Runny nose and tearing
( Ignore- anxiety restlessness, subjective distress )

If yes -> Start rapid induction

 

 

 

If No-> Self-directed induction  (details below)

Self directed induction 

-This is unobserved and performed by the patient on their own with prescribed medications

- It can be started during an in person visit.


AIMS

1: Person abstains from fentanyl (wash out)

2: buprenorphine is escalated to a dose that prevents opioid craving

3: Unpleasant and bothersome symptoms are minimized

 

Options:

  1. SL Bup only

  2. SL Bup + supportive meds

  3. SL Bup + full agonists (+/- supportive meds)

  4. Any of the above 3 options + transdermal Bup

  5. Any of the above 4 options + extended release Bup (Sublocade)

 

Instructions

 

SL Bup only 

Summary- stop using, withdrawal (COWS=8), take ≥8mg SL x 3. (at once or divided)

  1. Washout the fentanyl= Abstain from use until onset of bad withdrawals 

    1. Use target abstinence time  from assessment + 8-12 hrs as a guide to how long that will be. It ranges from 6 - 72 hrs!

  2. Once washout complete with bad withdrawals

    1. Take ≥8mg SL x 3. (at once or divided)

           Ex: 16mg SL repeat every hour till symptoms are tolerable. Some start with 24mg. Max normally around 64mg 

 

SL Bup + supportive meds 

Summary- stop using, prescribe “kick pack” of supportive meds to make withdrawal more tolerable and get to COWS=8+, then take ≥8mg SL x 3. (at once or divided)

  1. Washout the fentanyl= Abstain from use until onset of bad withdrawals 

    1. Use target abstinence time  from assessment + 8-12 hrs as guide to how long that will be. It ranges from 6 - 72 hrs!

  2. Support washout with symptom triggered supportive medications.

     Tailor the drug to the patients most bothersome symptoms

   3. Once washout complete with bad withdrawals

       take ≥8mg SL x 3. (at once or divided)

         Ex: 16mg SL repeat every hour till symptoms are tolerable. Some start with 24mg. Max normally around 64mg 

 

SL Bup + full agonists (+/- supportive meds)

1. Administer a single dose of morphine (30-60mg PO) in the ED

         Goal- opioid rotation from fentanyl to less potent opioid.  Support pause in fentanyl use without suffering (reduce negative                   reinforcement).  This is legal. The opioid cannot be prescribed.

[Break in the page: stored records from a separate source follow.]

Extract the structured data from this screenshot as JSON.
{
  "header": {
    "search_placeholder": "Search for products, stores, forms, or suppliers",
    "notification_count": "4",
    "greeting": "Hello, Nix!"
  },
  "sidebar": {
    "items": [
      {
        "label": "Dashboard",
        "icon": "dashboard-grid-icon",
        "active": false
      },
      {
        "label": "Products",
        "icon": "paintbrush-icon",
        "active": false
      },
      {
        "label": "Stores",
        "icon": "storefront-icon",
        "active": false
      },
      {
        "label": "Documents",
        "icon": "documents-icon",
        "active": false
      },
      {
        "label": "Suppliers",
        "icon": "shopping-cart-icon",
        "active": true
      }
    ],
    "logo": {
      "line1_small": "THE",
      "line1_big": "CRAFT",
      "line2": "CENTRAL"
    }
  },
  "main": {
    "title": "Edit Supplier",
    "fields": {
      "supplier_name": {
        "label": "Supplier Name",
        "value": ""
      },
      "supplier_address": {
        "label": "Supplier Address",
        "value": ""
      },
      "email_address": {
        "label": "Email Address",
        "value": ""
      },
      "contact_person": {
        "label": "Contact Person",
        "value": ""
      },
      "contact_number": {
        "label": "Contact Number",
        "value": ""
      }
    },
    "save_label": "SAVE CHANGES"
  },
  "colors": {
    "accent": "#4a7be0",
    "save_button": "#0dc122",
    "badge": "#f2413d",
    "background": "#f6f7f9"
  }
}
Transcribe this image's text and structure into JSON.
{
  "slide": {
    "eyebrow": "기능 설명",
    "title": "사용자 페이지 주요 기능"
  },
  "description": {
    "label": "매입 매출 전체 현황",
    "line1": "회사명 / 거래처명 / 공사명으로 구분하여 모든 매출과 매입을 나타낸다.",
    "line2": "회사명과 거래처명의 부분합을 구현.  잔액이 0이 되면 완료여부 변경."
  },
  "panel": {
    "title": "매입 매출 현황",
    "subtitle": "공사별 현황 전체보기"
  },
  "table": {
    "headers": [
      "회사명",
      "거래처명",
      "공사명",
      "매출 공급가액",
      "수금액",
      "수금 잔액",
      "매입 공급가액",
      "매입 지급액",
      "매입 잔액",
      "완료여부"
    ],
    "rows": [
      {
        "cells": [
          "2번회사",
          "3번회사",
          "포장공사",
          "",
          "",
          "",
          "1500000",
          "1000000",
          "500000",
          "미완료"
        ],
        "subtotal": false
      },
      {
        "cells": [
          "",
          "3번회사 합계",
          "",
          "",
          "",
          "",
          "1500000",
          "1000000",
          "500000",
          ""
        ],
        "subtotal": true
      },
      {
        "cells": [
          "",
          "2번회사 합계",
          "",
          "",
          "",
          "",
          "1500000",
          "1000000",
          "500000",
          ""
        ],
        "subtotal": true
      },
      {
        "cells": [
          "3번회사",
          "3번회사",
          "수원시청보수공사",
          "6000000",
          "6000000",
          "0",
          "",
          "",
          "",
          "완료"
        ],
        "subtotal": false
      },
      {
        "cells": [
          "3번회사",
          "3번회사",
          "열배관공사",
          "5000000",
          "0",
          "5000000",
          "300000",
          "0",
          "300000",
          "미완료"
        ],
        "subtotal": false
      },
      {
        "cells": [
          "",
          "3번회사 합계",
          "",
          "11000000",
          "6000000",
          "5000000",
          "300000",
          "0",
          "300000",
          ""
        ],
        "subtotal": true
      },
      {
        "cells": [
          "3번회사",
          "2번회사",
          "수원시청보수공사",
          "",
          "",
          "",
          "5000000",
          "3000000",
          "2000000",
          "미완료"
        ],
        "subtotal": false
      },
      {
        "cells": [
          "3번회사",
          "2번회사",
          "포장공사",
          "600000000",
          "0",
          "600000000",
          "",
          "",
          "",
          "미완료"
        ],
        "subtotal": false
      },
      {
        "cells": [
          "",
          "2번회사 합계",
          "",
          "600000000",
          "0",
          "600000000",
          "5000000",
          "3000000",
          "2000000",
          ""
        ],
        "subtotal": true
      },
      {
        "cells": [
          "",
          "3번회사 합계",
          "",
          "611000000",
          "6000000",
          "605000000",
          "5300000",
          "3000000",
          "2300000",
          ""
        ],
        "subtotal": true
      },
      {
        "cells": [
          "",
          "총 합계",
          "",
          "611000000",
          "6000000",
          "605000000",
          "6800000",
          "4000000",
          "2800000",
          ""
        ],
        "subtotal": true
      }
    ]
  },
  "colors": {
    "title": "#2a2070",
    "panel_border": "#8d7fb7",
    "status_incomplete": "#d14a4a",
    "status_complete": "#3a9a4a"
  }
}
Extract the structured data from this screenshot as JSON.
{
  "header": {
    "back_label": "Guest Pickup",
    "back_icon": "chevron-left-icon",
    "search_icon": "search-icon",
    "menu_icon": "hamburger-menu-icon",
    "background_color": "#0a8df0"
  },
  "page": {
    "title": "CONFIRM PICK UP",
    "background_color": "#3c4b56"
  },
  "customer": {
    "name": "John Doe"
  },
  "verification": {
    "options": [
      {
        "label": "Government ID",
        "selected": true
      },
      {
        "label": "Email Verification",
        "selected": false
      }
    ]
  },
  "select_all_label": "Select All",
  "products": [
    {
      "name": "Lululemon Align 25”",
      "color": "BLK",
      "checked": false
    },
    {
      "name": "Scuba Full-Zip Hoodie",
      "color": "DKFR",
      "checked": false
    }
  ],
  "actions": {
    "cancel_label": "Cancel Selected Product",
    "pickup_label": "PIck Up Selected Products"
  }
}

2. Washout the fentanyl= Abstain from use until onset of bad withdrawals

3. Use target abstinence time from your assessment + 8-12 hrs as a guide to how long that will be. It is critical to recruit an attempt 

to use less fentanyl. Of course OK if they can’t resist, but fentanyl bashes the opioid receptor in  a unique and powerful way that reduces the efficacy of buprenorphine agonism.

4. Support washout with symptom triggered supportive medications. Tailor the drug to the patients most bothersome symptom. See table above.

5. Once washout complete with bad withdrawals

Take ≥8mg SL x 3. (at once or divided)

Ex: 16mg SL repeat every hour till symptoms are tolerable. Some start with 24mg. Max normally around 64mg 

 

 SL Bup + full agonists (+/- supportive meds) + Butrans

Simply add transdermal buprenorphine (butrans) to step 1. 

OK to apply 20mcg patch even if no withdrawal 

Document indication is pain. Not allowable for treatment of addiction.

 

 Extended release (Sublocade)

After at some reasonable amount of withdrawal (variable) but is most commonly at least 12 hrs.  Some patients may chose to endure the potential discomfort of the bup antagonism antagonism / precipitated withdrawal with the confidence that it will be time limited and the 30 day injection will guarantee that they have a successful induction. At any point along the way of the above  inductions a person might opt for XR Bup (sublocade).